2) School. Two kids in school, two different schools, two different school philosophies, both very, very good schools in that they are both eager to TEACH and create a solid, enthusiastic environment for children to thrive. Yes, that’s a blessing, and believe me, we are grateful.
School, for those who are parents, know what could be said here: it’s an amazing place to meet and befriend other parents, an instant way to create playdates between children; we can meet at the park, help with carnival, check on homework, mentor students who may not get extra help at home, pack lunches, drop off, pick up, help with other kids when their parents are (pick one/think of more): stuck in traffic, running late from the office, plane didn’t arrive, they just need time to cry, exhausted and could they please send their kids home with yours/or you yourself ask if your kids can go to their home for a while?
Those of you without kids can skip to three.
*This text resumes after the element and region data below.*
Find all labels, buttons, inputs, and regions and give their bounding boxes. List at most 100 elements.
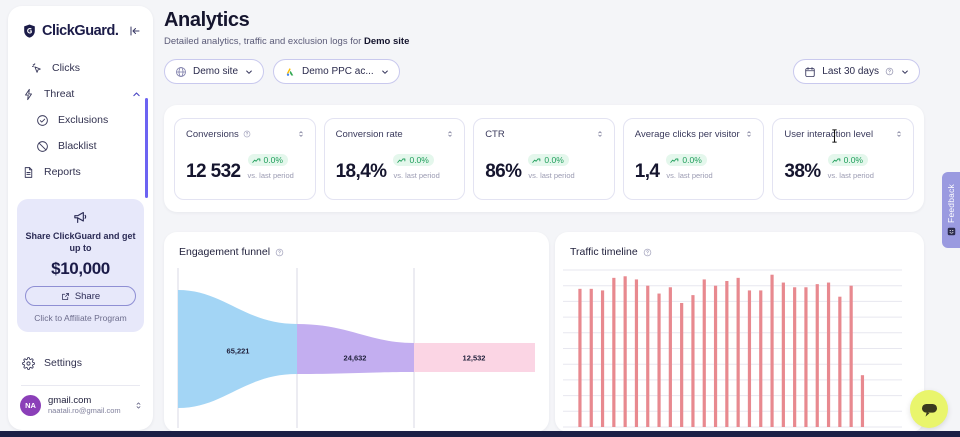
sidebar-item-label: Reports [44,166,81,178]
affiliate-promo-card[interactable]: Share ClickGuard and get up to $10,000 S… [17,199,144,333]
filter-bar: Demo site Demo PPC ac... Last 30 days [164,59,960,84]
traffic-bar[interactable] [770,274,774,427]
traffic-bar[interactable] [849,285,853,427]
traffic-bar[interactable] [713,285,718,427]
traffic-bar[interactable] [657,293,661,427]
settings-label: Settings [44,357,82,370]
funnel-segment-3[interactable] [414,343,535,372]
brand-logo[interactable]: ClickGuard. [8,6,153,39]
traffic-bar[interactable] [600,290,605,427]
sort-updown-icon[interactable] [895,129,903,139]
feedback-tab[interactable]: Feedback [942,172,960,248]
kpi-value: 86% [485,160,522,182]
kpi-delta-note: vs. last period [827,170,874,180]
external-link-icon [61,293,69,300]
sidebar-scrollbar[interactable] [145,98,148,198]
sidebar-item-clicks[interactable]: Clicks [8,55,153,81]
traffic-bar[interactable] [860,375,865,427]
kpi-delta-badge: 0.0% [666,154,707,166]
kpi-title: CTR [485,128,505,140]
question-circle-icon[interactable] [243,130,251,138]
feedback-label: Feedback [946,183,956,223]
question-circle-icon[interactable] [643,248,652,257]
promo-amount: $10,000 [51,259,110,279]
kpi-delta-note: vs. last period [528,170,575,180]
traffic-bar[interactable] [691,295,695,427]
sidebar-item-label: Clicks [52,62,80,74]
question-circle-icon[interactable] [275,248,284,257]
traffic-bar[interactable] [589,288,593,427]
ppc-account-label: Demo PPC ac... [302,66,374,77]
traffic-bar[interactable] [804,287,808,427]
chevron-down-icon [902,70,908,74]
sidebar-item-blacklist[interactable]: Blacklist [8,133,153,159]
sidebar-item-reports[interactable]: Reports [8,159,153,185]
date-range-selector[interactable]: Last 30 days [793,59,920,84]
traffic-bar[interactable] [702,279,706,427]
document-icon [24,166,33,178]
funnel-segment-1[interactable] [178,290,297,408]
engagement-funnel-panel: Engagement funnel 65,221 24,632 12,532 [164,232,549,432]
collapse-sidebar-icon[interactable] [129,25,141,37]
funnel-label-3: 12,532 [462,353,486,363]
sort-updown-icon[interactable] [596,129,604,139]
traffic-bar[interactable] [668,287,672,427]
sort-updown-icon[interactable] [745,129,753,139]
kpi-delta-badge: 0.0% [827,154,868,166]
chat-launcher-button[interactable] [910,390,948,428]
trend-up-icon [831,158,840,163]
kpi-delta-badge: 0.0% [393,154,434,166]
promo-text: Share ClickGuard and get up to [25,231,136,253]
kpi-delta-note: vs. last period [247,170,294,180]
sidebar-nav: Clicks Threat Exclusions [8,55,153,185]
kpi-card-conversion-rate[interactable]: Conversion rate 18,4% 0.0% vs. last peri… [323,117,466,200]
kpi-delta-value: 0.0% [843,155,863,165]
kpi-delta-value: 0.0% [409,155,429,165]
traffic-bar[interactable] [781,282,785,427]
traffic-bar[interactable] [634,279,639,427]
funnel-segment-2[interactable] [297,324,414,374]
kpi-delta-value: 0.0% [544,155,564,165]
traffic-bar[interactable] [838,296,842,427]
ppc-account-selector[interactable]: Demo PPC ac... [273,59,400,84]
traffic-bar[interactable] [578,288,582,427]
traffic-bar[interactable] [815,284,819,427]
kpi-card-avg-clicks-per-visitor[interactable]: Average clicks per visitor 1,4 0.0% vs. … [622,117,765,200]
traffic-bar[interactable] [646,285,650,427]
traffic-bar[interactable] [747,290,752,427]
traffic-bar[interactable] [736,277,740,427]
sidebar-item-threat[interactable]: Threat [8,81,153,107]
sidebar-item-exclusions[interactable]: Exclusions [8,107,153,133]
traffic-bar[interactable] [759,290,763,427]
kpi-title: Conversion rate [335,128,403,140]
avatar: NA [20,395,41,417]
share-button[interactable]: Share [25,286,136,307]
kpi-card-conversions[interactable]: Conversions 12 532 0.0% vs. last period [174,117,316,200]
site-selector[interactable]: Demo site [164,59,265,84]
chevron-up-icon[interactable] [132,90,141,99]
traffic-bar[interactable] [725,280,729,427]
shield-g-logo-icon [24,24,35,38]
kpi-title: User interaction level [784,128,874,140]
traffic-bar[interactable] [680,302,684,427]
kpi-card-user-interaction-level[interactable]: User interaction level 38% 0.0% vs. last… [772,117,914,200]
traffic-bar[interactable] [793,287,797,427]
sort-updown-icon[interactable] [297,129,305,139]
main-content: Analytics Detailed analytics, traffic an… [155,0,960,437]
kpi-card-ctr[interactable]: CTR 86% 0.0% vs. last period [473,117,615,200]
sort-updown-icon[interactable] [134,400,143,411]
page-subtitle: Detailed analytics, traffic and exclusio… [155,32,960,47]
traffic-bar[interactable] [826,282,831,427]
sort-updown-icon[interactable] [446,129,454,139]
sidebar-item-settings[interactable]: Settings [8,350,153,376]
kpi-delta-badge: 0.0% [247,154,288,166]
sidebar-item-label: Blacklist [58,140,97,152]
kpi-delta-value: 0.0% [263,155,283,165]
user-name: gmail.com [48,394,92,406]
question-circle-icon[interactable] [885,67,894,76]
chevron-down-icon [246,70,252,74]
user-account-row[interactable]: NA gmail.com naatali.ro@gmail.com [8,386,153,417]
globe-icon [176,66,186,77]
traffic-bar[interactable] [612,277,616,427]
traffic-bar[interactable] [623,276,627,427]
Hmm..perhaps I could have put that as the first sentence, right behind the 2), but then you wouldn’t have gotten to read about what all the parents know. So, I guess I actually typed this segment just for you without children to say that a huge part of parenting is the Monday – Friday lifetime of 6:30 am-4:00 pm (plus after school extra curriculars) until your babies reach 18, an unselfish gift we give our children (if we have our heads screwed on right), and even on the days when 6:45 a.m. just seems too early, you get up, anyway. And, if you are blessed, you have a partner who gets up and helps get everything ready—breakfast, answering last minute questions (“Where are my SHOES!?” because no one seems to know except a parent), packing those aforementioned lunches, sending one child out the door to walk to school, one out to the car to be driven to school, and then cleaning the kitchen, the table, spreading beds, figuring out which school papers . Over and over and over and then Saturday comes, and there is soccer or choir or theatre or band practice or all of it or none of it…maybe a family trip to Enchanted Rock where one child goes in and makes it through the 1/2 mile pitch black cave on her own while you are trying not to become completely frantic in the thought they have been swallowed up by the slime and pitfalls and cave snakes and bat guano and find them, scraped and bruised, on the far side, standing, blurry eyed in the bright sunshine, and you hug them tight and in disbelief, stare at them, and ask, “How did you do that? Why didn’t you wait for us?” And they just stare at you and say, “I couldn’t hear anything but all these echoing voices, bouncing off walls, and I couldn’t hear yours, and I figured if I just kept going forward, I’d reach the end and be able to get out, but if I sat and waited, maybe no one would come…” And you want to weep and then you realize how much LOVE can make you almost physically EXPLODE into a thousand million spoons full of gratitude that this person you love had the authority of mind to take care of herself and not freak out, but somehow had the guts, the courage, to keep going, using only her hands to guide herself through this narrow, strange universe of unknown goo and sheer blindness.